In the early morning hours of Jan. 21, 2017, medical students in Mississippi were”¦ studying. Like every other first-year student, I was cramming for one of our last anatomy exams scheduled for the following Monday. I planned on going to the anatomy lab that night with my study partner, but we decided to meet up Saturday instead.
However, those plans never came to fruition.
At 3:45 am, a powerful EF3 tornado barreled through the campus of William Carey University in Hattiesburg, Mississippi. The anatomy wing of the College of Osteopathic Medicine was in the direct path of the twister and was demolished. Three of my classmates were still studying in the lab when the tornado hit. Luckily, they took shelter in a nearby bathroom and their lives were spared. Their vehicles were not.
Several students suffered heavy losses, from vehicles to complete homes. One second-year student hid for his life underneath his bed in a second-floor apartment, as his building was blown to shreds around him.
In a matter of minutes, our medical school was destroyed.

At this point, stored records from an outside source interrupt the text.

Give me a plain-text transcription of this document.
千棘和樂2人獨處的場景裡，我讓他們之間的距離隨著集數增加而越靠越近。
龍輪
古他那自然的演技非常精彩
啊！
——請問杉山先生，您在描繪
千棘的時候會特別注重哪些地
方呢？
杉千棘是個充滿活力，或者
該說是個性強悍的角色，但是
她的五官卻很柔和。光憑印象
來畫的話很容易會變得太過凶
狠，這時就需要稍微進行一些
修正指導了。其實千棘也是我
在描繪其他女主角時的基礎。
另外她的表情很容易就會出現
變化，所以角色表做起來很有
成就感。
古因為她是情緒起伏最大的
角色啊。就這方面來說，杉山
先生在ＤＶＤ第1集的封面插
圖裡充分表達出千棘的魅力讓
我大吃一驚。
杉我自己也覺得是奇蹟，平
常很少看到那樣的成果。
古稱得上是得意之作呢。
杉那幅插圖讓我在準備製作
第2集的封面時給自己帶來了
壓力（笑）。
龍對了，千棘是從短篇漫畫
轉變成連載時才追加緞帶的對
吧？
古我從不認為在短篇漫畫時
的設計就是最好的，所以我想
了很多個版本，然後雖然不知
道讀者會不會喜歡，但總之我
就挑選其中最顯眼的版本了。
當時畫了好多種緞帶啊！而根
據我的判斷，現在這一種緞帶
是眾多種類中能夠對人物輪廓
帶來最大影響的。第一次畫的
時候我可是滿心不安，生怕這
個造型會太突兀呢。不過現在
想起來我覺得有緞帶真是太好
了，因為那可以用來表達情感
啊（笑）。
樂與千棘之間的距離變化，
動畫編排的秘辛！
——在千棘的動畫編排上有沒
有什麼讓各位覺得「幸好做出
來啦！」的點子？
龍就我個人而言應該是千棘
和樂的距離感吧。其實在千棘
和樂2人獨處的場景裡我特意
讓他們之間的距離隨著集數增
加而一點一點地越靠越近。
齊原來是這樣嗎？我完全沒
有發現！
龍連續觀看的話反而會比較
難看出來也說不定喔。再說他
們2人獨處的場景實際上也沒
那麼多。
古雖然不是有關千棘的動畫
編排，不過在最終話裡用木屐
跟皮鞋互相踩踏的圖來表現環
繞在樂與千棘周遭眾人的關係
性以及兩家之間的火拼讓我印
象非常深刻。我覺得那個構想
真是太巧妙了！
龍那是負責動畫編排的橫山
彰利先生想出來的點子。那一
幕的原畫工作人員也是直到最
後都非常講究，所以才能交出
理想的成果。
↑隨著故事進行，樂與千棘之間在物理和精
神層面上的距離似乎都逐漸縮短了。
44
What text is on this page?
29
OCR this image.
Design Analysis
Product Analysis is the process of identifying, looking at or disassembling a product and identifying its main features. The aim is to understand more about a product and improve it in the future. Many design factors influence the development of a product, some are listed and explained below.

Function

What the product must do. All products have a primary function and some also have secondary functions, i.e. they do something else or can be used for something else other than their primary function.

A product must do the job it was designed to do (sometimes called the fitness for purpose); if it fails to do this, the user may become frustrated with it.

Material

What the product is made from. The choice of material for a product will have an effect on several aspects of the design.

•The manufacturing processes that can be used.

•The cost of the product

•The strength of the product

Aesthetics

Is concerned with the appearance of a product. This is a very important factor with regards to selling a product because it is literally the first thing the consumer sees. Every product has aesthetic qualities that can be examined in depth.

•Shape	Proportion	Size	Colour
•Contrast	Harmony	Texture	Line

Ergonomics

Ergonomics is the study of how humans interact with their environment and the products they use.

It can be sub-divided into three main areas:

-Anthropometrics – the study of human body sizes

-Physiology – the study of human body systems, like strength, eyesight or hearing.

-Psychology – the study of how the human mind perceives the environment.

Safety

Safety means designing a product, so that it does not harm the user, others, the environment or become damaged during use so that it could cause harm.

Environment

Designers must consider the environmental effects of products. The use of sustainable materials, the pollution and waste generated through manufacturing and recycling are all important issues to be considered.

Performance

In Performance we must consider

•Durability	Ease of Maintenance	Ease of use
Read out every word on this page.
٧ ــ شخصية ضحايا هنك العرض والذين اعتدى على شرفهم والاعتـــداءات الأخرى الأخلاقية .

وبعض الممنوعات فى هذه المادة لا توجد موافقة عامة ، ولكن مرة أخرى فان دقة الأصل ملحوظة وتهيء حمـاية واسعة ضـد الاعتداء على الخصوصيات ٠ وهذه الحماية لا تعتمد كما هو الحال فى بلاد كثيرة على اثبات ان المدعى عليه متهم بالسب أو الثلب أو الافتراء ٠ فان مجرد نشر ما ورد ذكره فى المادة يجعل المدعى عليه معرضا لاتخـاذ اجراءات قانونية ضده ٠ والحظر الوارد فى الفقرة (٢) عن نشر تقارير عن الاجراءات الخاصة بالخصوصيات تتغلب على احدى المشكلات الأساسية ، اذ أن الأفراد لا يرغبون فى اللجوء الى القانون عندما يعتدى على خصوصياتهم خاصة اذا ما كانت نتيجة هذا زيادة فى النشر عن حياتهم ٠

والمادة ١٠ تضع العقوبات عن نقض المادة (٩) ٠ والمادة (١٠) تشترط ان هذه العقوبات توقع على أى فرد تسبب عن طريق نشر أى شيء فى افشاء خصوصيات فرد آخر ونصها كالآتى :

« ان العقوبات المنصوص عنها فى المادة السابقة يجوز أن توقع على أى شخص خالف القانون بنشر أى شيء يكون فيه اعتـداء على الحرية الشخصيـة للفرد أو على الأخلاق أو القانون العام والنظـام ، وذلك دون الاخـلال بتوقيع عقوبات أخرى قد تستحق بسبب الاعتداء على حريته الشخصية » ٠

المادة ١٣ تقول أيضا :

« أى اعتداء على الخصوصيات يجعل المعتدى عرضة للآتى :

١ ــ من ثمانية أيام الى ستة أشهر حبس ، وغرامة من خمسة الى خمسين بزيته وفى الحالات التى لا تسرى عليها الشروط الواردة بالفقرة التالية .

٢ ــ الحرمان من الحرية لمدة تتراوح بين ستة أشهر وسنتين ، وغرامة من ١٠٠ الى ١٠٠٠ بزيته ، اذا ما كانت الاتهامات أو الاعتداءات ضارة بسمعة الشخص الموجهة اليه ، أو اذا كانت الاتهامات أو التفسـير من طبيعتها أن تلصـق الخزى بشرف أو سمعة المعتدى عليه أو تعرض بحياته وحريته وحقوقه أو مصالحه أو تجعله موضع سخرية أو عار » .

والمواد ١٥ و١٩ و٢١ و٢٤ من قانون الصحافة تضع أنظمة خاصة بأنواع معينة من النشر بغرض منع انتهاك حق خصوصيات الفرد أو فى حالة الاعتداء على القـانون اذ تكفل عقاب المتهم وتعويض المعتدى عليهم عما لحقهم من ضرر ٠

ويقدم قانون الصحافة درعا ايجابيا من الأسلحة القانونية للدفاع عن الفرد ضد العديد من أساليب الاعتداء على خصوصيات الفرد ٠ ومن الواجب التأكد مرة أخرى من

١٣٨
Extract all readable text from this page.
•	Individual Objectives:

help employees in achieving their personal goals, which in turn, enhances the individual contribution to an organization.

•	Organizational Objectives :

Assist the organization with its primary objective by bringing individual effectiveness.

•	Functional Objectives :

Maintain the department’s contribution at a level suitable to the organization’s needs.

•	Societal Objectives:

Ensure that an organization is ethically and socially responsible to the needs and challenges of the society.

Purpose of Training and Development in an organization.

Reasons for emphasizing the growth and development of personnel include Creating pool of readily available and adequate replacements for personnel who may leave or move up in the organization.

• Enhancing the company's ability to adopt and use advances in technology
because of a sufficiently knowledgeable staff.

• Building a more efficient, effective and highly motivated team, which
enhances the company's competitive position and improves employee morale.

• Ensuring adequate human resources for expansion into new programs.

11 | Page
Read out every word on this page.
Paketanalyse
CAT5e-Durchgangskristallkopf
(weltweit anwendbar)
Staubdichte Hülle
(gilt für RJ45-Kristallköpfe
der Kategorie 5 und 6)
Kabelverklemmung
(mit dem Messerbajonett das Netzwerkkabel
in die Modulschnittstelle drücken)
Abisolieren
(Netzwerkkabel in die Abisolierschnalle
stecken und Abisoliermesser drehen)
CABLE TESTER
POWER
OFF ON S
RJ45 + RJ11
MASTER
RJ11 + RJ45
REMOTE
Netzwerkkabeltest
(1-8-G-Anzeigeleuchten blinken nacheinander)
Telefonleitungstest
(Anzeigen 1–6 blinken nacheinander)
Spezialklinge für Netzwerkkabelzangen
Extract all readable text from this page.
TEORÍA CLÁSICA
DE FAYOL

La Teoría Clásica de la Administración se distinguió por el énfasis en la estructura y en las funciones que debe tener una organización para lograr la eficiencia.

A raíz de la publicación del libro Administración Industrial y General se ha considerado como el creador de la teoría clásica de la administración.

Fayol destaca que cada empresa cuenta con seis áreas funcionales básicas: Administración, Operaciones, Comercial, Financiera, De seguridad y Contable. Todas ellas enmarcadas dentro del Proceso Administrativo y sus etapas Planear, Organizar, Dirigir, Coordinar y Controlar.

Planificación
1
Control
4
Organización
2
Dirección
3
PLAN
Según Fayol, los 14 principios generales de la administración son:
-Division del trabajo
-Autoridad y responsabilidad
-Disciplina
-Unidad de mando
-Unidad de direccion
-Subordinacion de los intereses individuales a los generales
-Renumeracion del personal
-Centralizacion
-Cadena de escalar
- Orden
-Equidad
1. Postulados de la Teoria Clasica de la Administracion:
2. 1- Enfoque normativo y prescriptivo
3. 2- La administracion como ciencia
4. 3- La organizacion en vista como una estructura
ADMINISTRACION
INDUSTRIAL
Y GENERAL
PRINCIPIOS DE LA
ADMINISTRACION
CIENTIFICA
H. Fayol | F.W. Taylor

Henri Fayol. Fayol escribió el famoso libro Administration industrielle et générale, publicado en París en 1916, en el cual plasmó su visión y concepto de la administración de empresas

Everything that once seemed so steadfast was shattered in a million pieces. Do we have our exam Monday? Do we even have school anymore? How can we recover? Millions of unknowns and few answers left our entire student body in shock.
I will never forget the hours preceding the tornado. I called it quits from studying at 2 am and went to bed. An hour later, my husband and I were awoken by my cellphone's emergency weather alert – TORNADO WARNING. We took cover in our bedroom closet, with our dogs, for 2 hours until we were certain the storm had passed. We lost electricity, we lost cell service, and we were not sure what exactly was happening around us. We knew it was bad. Our hair stood on end as we could hear the rumble of the tornado ripping apart Hattiesburg and taking lives with it.
Unable to go back to sleep, as soon as the sun rose, my husband and I drove to campus. Our neighborhood only showed minor flooding and wind damage – so we hoped the twister wasn't as bad as it sounded. But as we got closer to school, the destruction got worse. It looked like a war zone. If trees weren't severed in half, they were wrapped in metal from a nearby building. Home after home leading into campus was damaged beyond repair.
Having grown up in tornado alley in Missouri and Texas, I have seen tornado damage – but never this bad, never this extensive. William Carey suffered $73 million in damages. No medical students were physically harmed, but 4 people in Forrest County lost their lives that night, and 20 were severely injured.
Our administration was quick to act. The tornado could take our school, but it was not going to stop our education. Through the tireless work of Dean James Turner, and the generous outreach from the University of Southern Mississippi (USM), we were back in the classroom on Jan. 30 at USM. A rocky semester followed, but everyone was simply grateful to still be in school, and ultimately, still be alive.
The tornado was a reminder to take nothing for granted. It showed us that when everything seems broken into a million pieces, determination and perseverance can help us overcome the insurmountable. I know every one of my classmates came out of this natural disaster (and the uprooted semester that followed) with more resiliency and mental fortitude than they ever thought possible – traits that will someday soon help us be better physicians.
And none of us will ever again wish our exam not happen on Monday.
We returned “home” to our newly reconstructed campus at Carey for the start of classes on July 24, 2017.